A thiamine deficiency can cause lack of balance and coordination. Young chickens are particularly susceptible to this, since chick feed medicated with Amprolium (a coccidiosis preventative) is a thiamine inhibitor (that's the mechanism by which Amprolium helps to protect against cocci). Sometimes a Vitamin E/Selenium deficiency can also cause some neurological problems that might manifest as staggering or head shaking. If your chicken doing the "staggering" is one that's smaller than the rest, or low on the pecking order, or has a crossed beak, there's a good chance that vitamin deficiency is to blame.
What to do if you suspect a vitamin deficiency: Make sure the affected bird has access to all the food they need, and consider offering a vitamin supplement.
Another possibility that has to do with what they're eating is botulism. Botulism is a type of food poisoning that can come from overripe or rotten fruits and vegetables, among other things, and that can cause staggering. Your rooster might also be nibbling at a poisonous plant if there are any in your yard.
What to do if you suspect botulism: Identify and remove any rotting fruits or vegetables from your flock's foraging area. Take a look at our page dedicated to Botulism; other treatment options are listed toward the bottom.
Marek's disease and other viral and bacterial illnesses can cause lack of coordination or staggering as well, as the legs slowly become paralyzed. Alternatively, it could simply be a leg or foot injury like bumblefoot or scaly leg mite. Treatment options as well as more information on these diseases are given in the detail pages for those diseases, linked to above.

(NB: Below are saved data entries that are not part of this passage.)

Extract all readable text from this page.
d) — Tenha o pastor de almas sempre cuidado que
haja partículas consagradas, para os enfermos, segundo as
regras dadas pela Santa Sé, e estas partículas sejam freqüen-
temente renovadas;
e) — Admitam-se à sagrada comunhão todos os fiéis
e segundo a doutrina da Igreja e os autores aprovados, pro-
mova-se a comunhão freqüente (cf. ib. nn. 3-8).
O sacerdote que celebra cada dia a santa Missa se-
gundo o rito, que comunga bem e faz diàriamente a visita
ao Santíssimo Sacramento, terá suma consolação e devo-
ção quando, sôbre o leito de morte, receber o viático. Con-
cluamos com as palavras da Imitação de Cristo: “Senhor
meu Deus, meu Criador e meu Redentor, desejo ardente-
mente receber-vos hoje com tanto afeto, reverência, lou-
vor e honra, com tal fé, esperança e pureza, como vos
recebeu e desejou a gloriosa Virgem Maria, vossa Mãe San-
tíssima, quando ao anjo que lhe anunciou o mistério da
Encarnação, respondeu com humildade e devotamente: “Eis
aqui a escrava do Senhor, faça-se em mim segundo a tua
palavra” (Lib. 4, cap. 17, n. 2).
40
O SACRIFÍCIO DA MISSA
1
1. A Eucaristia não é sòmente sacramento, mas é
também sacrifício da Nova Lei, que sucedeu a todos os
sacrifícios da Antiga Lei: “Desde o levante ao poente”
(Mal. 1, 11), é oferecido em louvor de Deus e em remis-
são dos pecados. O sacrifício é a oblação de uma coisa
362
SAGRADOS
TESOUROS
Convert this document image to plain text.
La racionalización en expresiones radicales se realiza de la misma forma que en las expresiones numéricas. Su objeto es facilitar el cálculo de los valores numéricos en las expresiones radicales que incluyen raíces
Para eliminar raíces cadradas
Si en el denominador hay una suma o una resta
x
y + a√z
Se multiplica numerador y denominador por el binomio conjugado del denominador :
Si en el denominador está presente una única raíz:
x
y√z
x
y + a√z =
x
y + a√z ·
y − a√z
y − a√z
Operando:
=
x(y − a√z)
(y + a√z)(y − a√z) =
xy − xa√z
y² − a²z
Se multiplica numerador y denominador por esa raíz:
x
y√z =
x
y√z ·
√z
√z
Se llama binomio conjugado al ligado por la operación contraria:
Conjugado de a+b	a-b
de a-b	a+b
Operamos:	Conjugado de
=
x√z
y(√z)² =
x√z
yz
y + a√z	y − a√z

Don't forget: go to the vet!
This is why it's important to have a sick chicken examined by a vet. With some symptoms, there are many possibilities. Your bird can't be diagnosed just on the basis of staggering alone; your veterinarian will examine your pet for other signs. No one will be able to diagnose your chicken from long distance, of course; all we've done is give you a few possibilities so you and your veterinarian can discuss them together. Your vet may know of additional conditions that could cause the symptom you are describing.